Damn. You really messed this up with her.
The many reasons for why I’ve come to be with her assail me, each answer sounding more pathetic than the last. I want to be with you. I was worried about you. Each one sounds selfish.
I’m here to appease my mind because I can’t stand to see you in pain.
I reach into my pants pocket and remove a long white cord. “I brought you your charger.”
Her sleepy eyes rove over me, suspicious. She closes them again and releases a soft chuckle. “Fine. I’ll accept your peace offering.”
Aly extends her hand outward, and I place the charger in her palm. Instantly, she tosses it to the side and holds her hand out to me again. Warmth radiates around my heart. I don’t deserve this woman or her forgiveness.
I claim her hand with my own and take my seat down beside her. “How’s she been doing?”
“She hasn’t woken up yet,” Aly mumbles. Her hand flexes around mine, and I tighten my grip to reassure her I’m here.
For this, for whatever’s next. Forever.
“
The doctor said she should recover, just her body’s in shock or something like that,” she continues. “Lyndsey stayed with me all last night. She went home this morning to get some sleep. I’m guessing she’s not coming by.”
“She’s just waiting to hear from one of us.”
Aly sits up. Her hair spreads every which way in arbitrary clumps. She dreamily rubs the dust from her eyes and yawns. And she could not be any more beautiful than she is now.
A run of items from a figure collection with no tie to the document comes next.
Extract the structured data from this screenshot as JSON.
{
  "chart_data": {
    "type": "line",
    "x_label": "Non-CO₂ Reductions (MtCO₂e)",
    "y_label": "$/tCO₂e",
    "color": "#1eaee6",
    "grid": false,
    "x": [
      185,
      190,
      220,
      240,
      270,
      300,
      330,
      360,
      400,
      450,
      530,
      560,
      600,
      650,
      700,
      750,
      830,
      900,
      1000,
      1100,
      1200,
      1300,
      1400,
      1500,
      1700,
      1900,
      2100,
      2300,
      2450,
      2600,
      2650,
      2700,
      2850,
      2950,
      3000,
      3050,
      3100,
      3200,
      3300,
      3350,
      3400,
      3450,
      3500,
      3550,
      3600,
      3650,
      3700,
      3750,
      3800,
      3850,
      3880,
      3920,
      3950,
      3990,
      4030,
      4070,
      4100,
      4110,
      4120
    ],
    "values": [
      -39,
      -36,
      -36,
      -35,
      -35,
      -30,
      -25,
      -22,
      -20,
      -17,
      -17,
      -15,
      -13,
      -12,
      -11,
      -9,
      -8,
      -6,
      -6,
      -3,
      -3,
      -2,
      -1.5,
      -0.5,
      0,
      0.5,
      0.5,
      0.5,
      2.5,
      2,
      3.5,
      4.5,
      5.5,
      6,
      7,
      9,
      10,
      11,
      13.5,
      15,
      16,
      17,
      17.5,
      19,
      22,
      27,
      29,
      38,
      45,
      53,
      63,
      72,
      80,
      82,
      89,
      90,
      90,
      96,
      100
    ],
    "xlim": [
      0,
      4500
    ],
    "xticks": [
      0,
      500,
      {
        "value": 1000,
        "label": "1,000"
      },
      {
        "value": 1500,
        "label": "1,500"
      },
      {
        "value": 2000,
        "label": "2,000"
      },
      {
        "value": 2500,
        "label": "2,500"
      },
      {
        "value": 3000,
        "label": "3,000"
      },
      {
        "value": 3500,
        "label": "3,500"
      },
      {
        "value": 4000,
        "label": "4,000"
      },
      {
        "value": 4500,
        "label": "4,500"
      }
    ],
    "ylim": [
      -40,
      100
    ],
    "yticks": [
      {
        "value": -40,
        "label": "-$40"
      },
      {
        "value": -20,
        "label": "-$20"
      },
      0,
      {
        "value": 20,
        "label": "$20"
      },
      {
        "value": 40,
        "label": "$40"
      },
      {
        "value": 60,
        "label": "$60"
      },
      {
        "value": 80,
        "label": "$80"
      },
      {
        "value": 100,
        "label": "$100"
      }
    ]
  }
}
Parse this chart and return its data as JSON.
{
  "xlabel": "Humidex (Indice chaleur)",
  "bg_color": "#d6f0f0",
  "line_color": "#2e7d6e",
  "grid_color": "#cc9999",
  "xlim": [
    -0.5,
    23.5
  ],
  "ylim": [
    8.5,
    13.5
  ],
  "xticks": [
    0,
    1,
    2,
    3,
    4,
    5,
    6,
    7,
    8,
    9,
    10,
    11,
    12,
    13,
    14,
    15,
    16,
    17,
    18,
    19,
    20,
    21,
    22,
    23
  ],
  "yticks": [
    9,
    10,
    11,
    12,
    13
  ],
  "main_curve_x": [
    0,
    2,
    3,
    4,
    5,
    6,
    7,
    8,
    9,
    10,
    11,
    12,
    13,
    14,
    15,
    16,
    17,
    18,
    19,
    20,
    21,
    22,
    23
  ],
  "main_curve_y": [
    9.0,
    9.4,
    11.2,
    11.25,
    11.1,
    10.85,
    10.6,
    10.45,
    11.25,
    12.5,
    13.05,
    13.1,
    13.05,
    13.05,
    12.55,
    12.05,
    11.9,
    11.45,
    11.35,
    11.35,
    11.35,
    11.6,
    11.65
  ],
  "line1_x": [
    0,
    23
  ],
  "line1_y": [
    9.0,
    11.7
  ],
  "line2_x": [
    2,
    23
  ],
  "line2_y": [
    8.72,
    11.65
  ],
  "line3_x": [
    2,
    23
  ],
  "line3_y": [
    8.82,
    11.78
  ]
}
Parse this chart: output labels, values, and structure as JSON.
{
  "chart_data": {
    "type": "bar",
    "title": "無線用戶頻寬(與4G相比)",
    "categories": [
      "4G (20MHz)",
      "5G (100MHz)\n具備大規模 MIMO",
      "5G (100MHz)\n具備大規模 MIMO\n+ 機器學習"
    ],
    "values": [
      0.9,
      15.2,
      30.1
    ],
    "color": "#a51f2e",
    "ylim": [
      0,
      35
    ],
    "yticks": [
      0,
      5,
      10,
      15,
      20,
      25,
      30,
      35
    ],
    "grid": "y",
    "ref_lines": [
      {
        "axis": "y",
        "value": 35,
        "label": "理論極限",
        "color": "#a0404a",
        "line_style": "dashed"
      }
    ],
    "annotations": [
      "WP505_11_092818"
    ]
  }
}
“How long do you plan on staying?” she asks, facing me.
“As long as you need me.”
She opens her mouth to speak, the exact words failing her. For several seconds, she flounders like that, putting into images every thought I’m feeling at the moment. Her struggle with speechlessness ends with the arrival of the doctor.
“Still here, Miss McKenzie?” he asks. “I thought I told you to go home and get some rest?”
“I don’t want her to wake up alone.”
The doctor looks down at his chart. “No chance of that. We’re going to keep her asleep for at least another day to give her body time to heal. We can give you a call in the morning before we wake her.”
“That’s fine.” Aly nods weakly, still stunned and trying to get her bearings about her. “Anything else I should know?”
“Someone should probably stay with her for the next couple of weeks. Is there another family member who could stay with her while you’re at school or work?”
“No. There’s just been the two of us for a while.” Aly stares down at the floor tiles. She’s already adding up the costs in her head. The lost wages, the money spent on these recent hospital bills, and what it’s going to cost her to miss any time from school.
I want to help her. I’m more than capable of doing so. At least for now, until my father finds out I blew off a date with Chloe to be here. Aly would never accept a handout, especially for something like this. Not from me.
“Well, I can put together some resources for you, and we’ll keep her here for a couple of days,” the doctor says. “But you should really start thinking long-term.”
Long-term. God, that sounds expensive, too! I can’t just sit by and watch her get pummelled with expenses like this.